Marv’s Garage: When the supercars got RUF’ed up.

The Ruf CTR "Yellowbird" was the world's fastest production car, built by Alois Ruf Jnr in a small workshop in Pfaffenhausen, Germany during the peak of the First Great Supercar War. In 1984 3-time Le Mans-winner and legendary journalist Paul Frere invited a stack of the fastest cars on sale at the time to the high-speed test facility at Ehra-Lessien to throw down for a Road & Track story. Against Ferrari, Porsche, Lamborghini, and Aston Martin, Ruf’s STR took the crown and shocked the world.

R&T backed up in 1987 and nobody was mucking around. A Ferrari Testarossa and 288 GTO, and Lamborghini Countach QV repped Italy's finest, while Porsche had a pair of 959s, tuner Koenig brought 2 cars, plus an Isdera Imperator and AMG's Hammer sedan also came. But none could hold a candle to Ruf’s new head-kicker, the CTR (short for Group C, Turbo, Ruf). While it packed a 470hp twin-turbo 3.4-litre flat-six, the “yellowbird” as it was dubbed weighed just 1150kg, and it featured the same Bosch Motronic ECU as found in Le Mans-dominating Porsche 956 race car.

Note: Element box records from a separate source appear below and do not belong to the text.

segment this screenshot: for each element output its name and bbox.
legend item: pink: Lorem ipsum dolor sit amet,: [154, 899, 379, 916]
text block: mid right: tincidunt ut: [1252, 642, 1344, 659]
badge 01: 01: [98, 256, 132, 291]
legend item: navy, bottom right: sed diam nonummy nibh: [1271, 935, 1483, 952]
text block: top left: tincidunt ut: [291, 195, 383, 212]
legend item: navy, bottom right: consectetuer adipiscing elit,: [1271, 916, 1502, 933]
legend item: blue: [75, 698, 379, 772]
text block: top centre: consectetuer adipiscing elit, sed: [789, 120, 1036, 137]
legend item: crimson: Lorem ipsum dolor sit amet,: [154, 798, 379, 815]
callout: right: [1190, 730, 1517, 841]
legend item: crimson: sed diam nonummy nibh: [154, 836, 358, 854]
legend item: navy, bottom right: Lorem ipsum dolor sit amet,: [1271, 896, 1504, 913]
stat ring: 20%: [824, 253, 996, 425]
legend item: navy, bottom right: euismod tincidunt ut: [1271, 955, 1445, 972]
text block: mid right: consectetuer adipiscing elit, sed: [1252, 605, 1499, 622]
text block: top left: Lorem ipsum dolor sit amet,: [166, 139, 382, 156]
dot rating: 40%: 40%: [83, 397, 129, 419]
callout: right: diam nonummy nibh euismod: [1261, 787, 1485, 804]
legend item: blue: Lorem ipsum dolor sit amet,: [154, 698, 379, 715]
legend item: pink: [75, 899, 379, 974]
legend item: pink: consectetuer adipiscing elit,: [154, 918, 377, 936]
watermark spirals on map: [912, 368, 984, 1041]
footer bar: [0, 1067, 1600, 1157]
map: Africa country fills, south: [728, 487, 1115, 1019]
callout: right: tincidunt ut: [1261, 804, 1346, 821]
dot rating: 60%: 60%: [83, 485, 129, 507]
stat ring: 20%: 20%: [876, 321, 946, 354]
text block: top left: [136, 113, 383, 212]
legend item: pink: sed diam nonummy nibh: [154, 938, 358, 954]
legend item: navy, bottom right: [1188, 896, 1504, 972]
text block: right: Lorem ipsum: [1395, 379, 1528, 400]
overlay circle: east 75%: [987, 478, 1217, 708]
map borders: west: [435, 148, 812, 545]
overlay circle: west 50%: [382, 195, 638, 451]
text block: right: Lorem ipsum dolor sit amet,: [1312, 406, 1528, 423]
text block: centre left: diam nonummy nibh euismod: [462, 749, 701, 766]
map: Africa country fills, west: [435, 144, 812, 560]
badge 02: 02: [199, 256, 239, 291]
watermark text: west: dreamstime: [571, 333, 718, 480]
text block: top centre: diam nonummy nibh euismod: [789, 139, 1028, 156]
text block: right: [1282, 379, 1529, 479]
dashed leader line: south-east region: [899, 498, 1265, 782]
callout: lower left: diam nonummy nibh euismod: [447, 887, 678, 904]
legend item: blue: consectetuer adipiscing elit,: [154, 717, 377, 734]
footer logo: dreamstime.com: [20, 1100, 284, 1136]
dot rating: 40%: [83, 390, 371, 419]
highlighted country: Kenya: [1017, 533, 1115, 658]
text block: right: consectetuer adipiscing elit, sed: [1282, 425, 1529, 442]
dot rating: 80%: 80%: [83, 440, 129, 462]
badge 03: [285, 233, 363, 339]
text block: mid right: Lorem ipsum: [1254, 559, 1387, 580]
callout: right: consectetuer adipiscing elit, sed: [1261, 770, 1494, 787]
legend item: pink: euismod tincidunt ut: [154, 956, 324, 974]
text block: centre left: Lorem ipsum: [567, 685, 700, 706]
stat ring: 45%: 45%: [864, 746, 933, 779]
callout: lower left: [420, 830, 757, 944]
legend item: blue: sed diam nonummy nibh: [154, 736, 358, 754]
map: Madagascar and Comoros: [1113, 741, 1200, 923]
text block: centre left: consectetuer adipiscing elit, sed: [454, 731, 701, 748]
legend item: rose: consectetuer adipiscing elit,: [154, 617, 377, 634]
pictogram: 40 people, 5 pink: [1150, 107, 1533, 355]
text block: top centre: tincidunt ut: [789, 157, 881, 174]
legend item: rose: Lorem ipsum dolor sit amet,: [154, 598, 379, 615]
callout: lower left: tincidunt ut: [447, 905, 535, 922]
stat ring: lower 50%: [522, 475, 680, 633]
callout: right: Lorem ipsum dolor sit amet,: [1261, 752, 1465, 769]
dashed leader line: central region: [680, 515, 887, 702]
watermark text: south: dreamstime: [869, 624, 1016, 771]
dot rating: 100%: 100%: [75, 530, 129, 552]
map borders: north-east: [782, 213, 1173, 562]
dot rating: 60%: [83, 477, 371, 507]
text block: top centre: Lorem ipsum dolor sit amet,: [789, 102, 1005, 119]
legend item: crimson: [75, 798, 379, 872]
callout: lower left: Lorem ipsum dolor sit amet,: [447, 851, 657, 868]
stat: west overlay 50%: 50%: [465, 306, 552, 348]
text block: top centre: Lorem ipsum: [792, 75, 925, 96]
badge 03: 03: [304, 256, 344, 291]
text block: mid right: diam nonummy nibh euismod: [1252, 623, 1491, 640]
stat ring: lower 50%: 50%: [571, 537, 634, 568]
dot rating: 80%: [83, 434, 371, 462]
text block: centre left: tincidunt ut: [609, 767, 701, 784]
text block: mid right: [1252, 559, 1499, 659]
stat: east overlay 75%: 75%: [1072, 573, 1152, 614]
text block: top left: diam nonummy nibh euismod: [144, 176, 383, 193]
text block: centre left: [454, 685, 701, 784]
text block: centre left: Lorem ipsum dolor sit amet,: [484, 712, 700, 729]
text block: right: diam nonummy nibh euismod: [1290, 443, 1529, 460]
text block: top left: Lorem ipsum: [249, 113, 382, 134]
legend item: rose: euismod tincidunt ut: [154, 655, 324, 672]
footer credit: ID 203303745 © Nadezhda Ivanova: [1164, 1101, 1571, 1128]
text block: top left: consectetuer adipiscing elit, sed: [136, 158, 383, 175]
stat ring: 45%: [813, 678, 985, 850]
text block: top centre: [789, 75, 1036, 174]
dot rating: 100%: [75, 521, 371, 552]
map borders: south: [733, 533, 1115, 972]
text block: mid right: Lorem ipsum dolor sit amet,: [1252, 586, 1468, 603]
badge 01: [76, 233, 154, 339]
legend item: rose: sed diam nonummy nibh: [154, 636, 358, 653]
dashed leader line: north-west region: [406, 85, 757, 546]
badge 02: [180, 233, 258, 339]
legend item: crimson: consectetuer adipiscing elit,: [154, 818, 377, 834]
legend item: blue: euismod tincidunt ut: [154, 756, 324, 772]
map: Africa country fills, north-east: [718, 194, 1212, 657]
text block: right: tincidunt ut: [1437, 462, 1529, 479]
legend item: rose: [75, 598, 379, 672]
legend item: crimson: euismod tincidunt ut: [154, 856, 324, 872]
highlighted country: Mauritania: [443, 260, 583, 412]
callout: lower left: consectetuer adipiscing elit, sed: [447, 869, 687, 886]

Both judges, Paul Frere and Phil Hill, agreed the Ruf was The Top Dawg with palm-wetting, bum-puckering performance that gave rushes like the best NY stock broker dancing powder of the day. The Ruf clowned them all with a 211mph top whack (that’s 339km/h in the New Money), 10mph clear of the next-fastest car.

Ruf later took their test driver Stefan Roser to the Nurburgring and the ensuing video, “Faszination on the Nurburgring”, would become the world’s first viral video. Ruf sold VHS copies and people bootlegged them like cheap liquor in 1920s Chicago. Once YouTube became a thing, a new generation fell in love with Roser pulling high-speed smoke-belching drifts at the world’s most dangerous circuit. Ruf only built 29 US$225K turn-key CTRs in 9 years, while another 30-ish punters had their Carreras converted to CTRs.